Il lungometraggio è disponibile sul canale YouTube di Ushuaia Film fino alla mezzanotte di oggi. Il film sarebbe dovuto uscire nelle sale cinematografiche in questa data, ma la situazione di emergenza sanitaria attuale ha reso impossibile l’organizzazione tradizionale dell’evento, e per questo sia Ushuaia Film, sia Franco Antonello sia BMW Italia hanno scelto di fare un regalo a chi in questi giorni è a casa.

Bmw, in viaggio per film ‘Se ti abbraccio non aver paura’

Il legame tra Franco Antonello e BMW Motorrad Italia è andato oltre la passione comune per i viaggi in moto, raccontando l’avventura che Franco insieme al figlio Andrea hanno fatto in sella a una BMW lo scorso anno sulle orme di Marrakech Express. “BMW Motorrad – ha dichiarato Salvatore Nanni, Direttore di BMW Motorrad Italia – è sempre molto attiva nel programma SpecialMente con tanti progetti perché la responsabilità sociale è un valore che deve ispirarci nel lavoro di tutti i giorni. Le iniziative a cui ci dedichiamo si sviluppano nell’ambito della sicurezza stradale, della sostenibilità, della cultura e dell’inclusione sociale, dove ad esempio collaboriamo con entusiasmo con Emiliano Malagoli e la sua associazione Diversamente Disabili”.

Bmw, in viaggio per film ‘Se ti abbraccio non aver paura’
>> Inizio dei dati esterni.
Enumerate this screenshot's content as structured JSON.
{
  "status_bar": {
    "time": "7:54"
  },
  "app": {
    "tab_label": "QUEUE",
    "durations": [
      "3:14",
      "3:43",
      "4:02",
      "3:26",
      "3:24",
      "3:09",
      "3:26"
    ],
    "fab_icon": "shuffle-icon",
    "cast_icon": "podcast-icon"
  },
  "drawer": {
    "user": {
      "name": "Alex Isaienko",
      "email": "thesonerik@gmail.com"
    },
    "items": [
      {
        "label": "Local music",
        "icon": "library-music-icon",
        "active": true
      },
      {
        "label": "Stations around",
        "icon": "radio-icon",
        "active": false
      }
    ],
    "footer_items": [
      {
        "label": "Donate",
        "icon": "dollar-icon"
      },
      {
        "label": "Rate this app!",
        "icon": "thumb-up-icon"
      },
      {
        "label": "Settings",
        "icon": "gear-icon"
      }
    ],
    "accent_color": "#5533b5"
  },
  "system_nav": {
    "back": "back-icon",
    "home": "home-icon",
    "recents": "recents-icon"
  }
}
“Prima ancora che essere un film sull’autismo – dice Niccolò Maria Pagani – ‘Se ti abbraccio non aver paura’ è il racconto del legame profondo di un padre e un figlio. Poter viaggiare con Franco e Andrea è stato di grandissima ispirazione, per l’immensa forza che riescono a trasmettere anche nelle situazioni più difficili da affrontare. Non per niente ho deciso di dedicarlo a tutti quelli che non si arrendono, perché Franco è un uomo che ha deciso di non arrendersi di fronte a nulla”. Il legame di Franco Antonello e di Suo figlio Andrea risale a tanti anni fa. “Viaggiare è sempre stato nel mio DNA fin da piccolo – racconta Antonello – e ogni volta che salgo nuovamente in sella è un rinnovare tante emozioni e sensazioni vissute. Il viaggio in Marocco è stato una stupenda e imprevedibile odissea, causa pioggia continua e due uragani incontrati nei giorni del viaggio, ma questo ha reso tutto più vero e reale, con le difficoltà, la tensione e la stanchezza che situazioni così ti propongono. Non una vacanza, ma un viaggio vero, di quelli che segnano il carattere”.